Armand Massonet (Saint-Gilles, 22 February 1892 – Jette, 11 March 1979) was a Belgian painter.

He studied at the Académie Royale des Beaux-Arts of Brussels and the Ecole National des Beaux-Arts in Paris (in the studio of Fernand Cormon), where he followed the steps of Van Gogh and Toulouse-Lautrec. During World War I, Massonet served as a stretcher-bearer for the Belgian Army while working for the art section of the Army, capturing scenes of war and devastation throughout Belgium. He published an art and literary paper called Le Claque à Fond while on the front line. After the war, he taught drawing in different schools and academies of Brussels while publishing books and articles on art and sketch techniques. He worked with different artists and writers of the time, such as Victor Horta, René Lyr and Victor Boin. After World War II he moved to Paris, where he painted regularly and continued to publish books on art and painting. There he became acquainted with painters such as Vlaminck.

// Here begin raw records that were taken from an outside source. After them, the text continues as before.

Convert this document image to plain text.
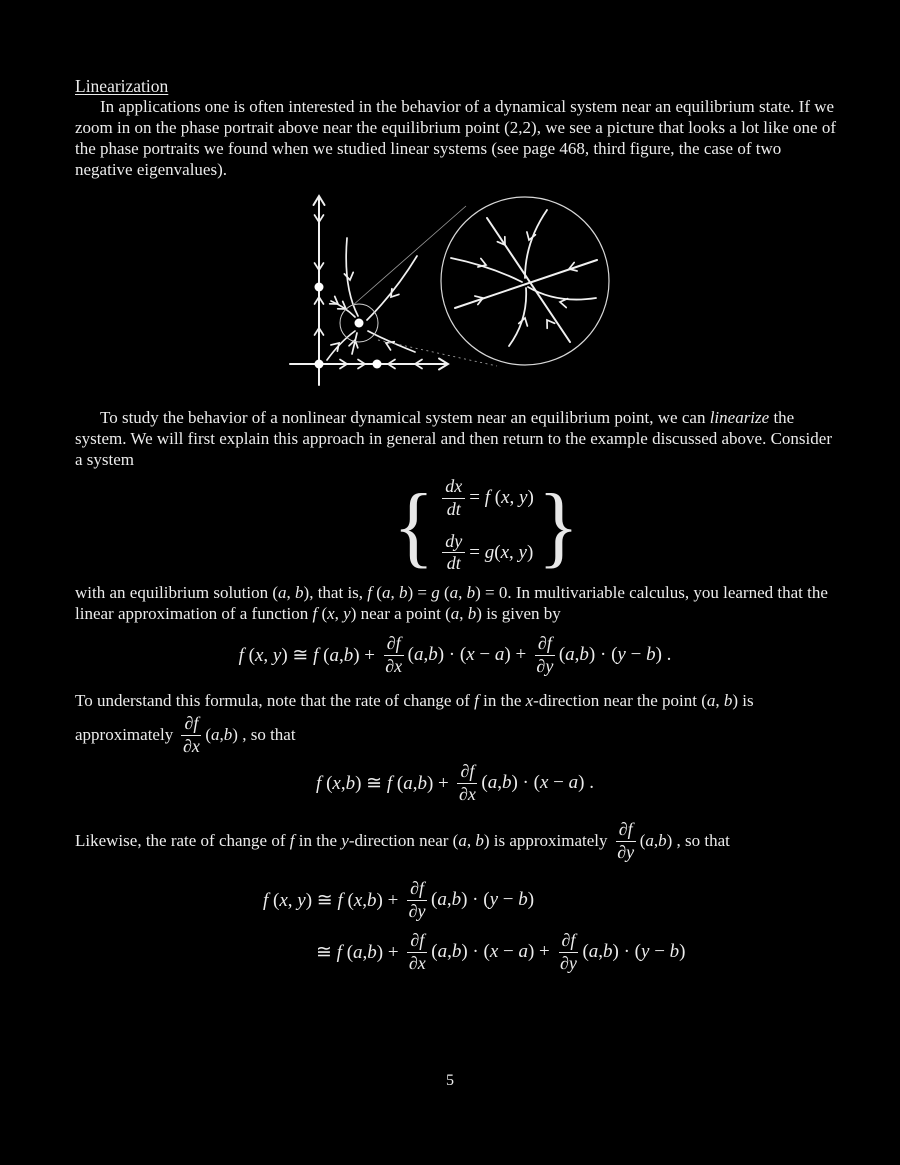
Linearization
In applications one is often interested in the behavior of a dynamical system near an equilibrium state. If we zoom in on the phase portrait above near the equilibrium point (2,2), we see a picture that looks a lot like one of the phase portraits we found when we studied linear systems (see page 468, third figure, the case of two negative eigenvalues).
To study the behavior of a nonlinear dynamical system near an equilibrium point, we can linearize the system. We will first explain this approach in general and then return to the example discussed above. Consider a system
{ $\frac{dx}{dt} = f$ (x, y)
$\frac{dy}{dt} = g(x$, y) }
with an equilibrium solution (a, b), that is, f (a, b) = g (a, b) = 0. In multivariable calculus, you learned that the linear approximation of a function f (x, y) near a point (a, b) is given by
f (x, y) ≅ f $(a,b) + \frac{\partial f}{\partial x} (a,b) \cdot (x - a) + \frac{\partial f}{\partial y} (a,b) \cdot (y - b)$ .
To understand this formula, note that the rate of change of f in the x-direction near the point (a, b) is
approximately $\frac{\partial f}{\partial x} (a,b)$ , so that
f (x,b) ≅ f $(a,b) + \frac{\partial f}{\partial x} (a,b) \cdot (x - a)$ .
Likewise, the rate of change of f in the y-direction near (a, b) is approximately $\frac{\partial f}{\partial y} (a,b)$ , so that
f (x, y) ≅ f $(x,b) + \frac{\partial f}{\partial y} (a,b) \cdot (y - b)$
≅ f $(a,b) + \frac{\partial f}{\partial x} (a,b) \cdot (x - a) + \frac{\partial f}{\partial y} (a,b) \cdot (y - b)$
5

Massonet's work demonstrates a particular skill for sketching and capturing movement and light. As a painter, he produced numerous portraits and views of cities (Brussels, Paris, Venice) as well as interior scenes. His paintings also developed the theme of music and dance, portraying jazz bands and piano players. He produced numerous posters and publicity drawings for companies such as Philips and Agfa-Gevaert.

His work can be found in museums in Brussels, Belgium; Rheims, France; and Riga, Latvia.

==Bibliography==
- Le Croquis, Brussels, 1926.
- Olympiade, Brussels, 1926.
- Le Corquis au ralentit, Brussels, 1927.
- Le Croquis vivant aquarellé, Paris, 1942.
- Le Dessin sur le Vif, Paris, 1952.
- L'Aquarelle, Paris, 1954.
- La Peinture, Paris, 1960.
- Un Peintre à Paris, Paris, 1964.
- L'art du dessin et de la couleur, Paris, 1965.
- L'homme s'est battu 1918-1968, Brussels, 1967.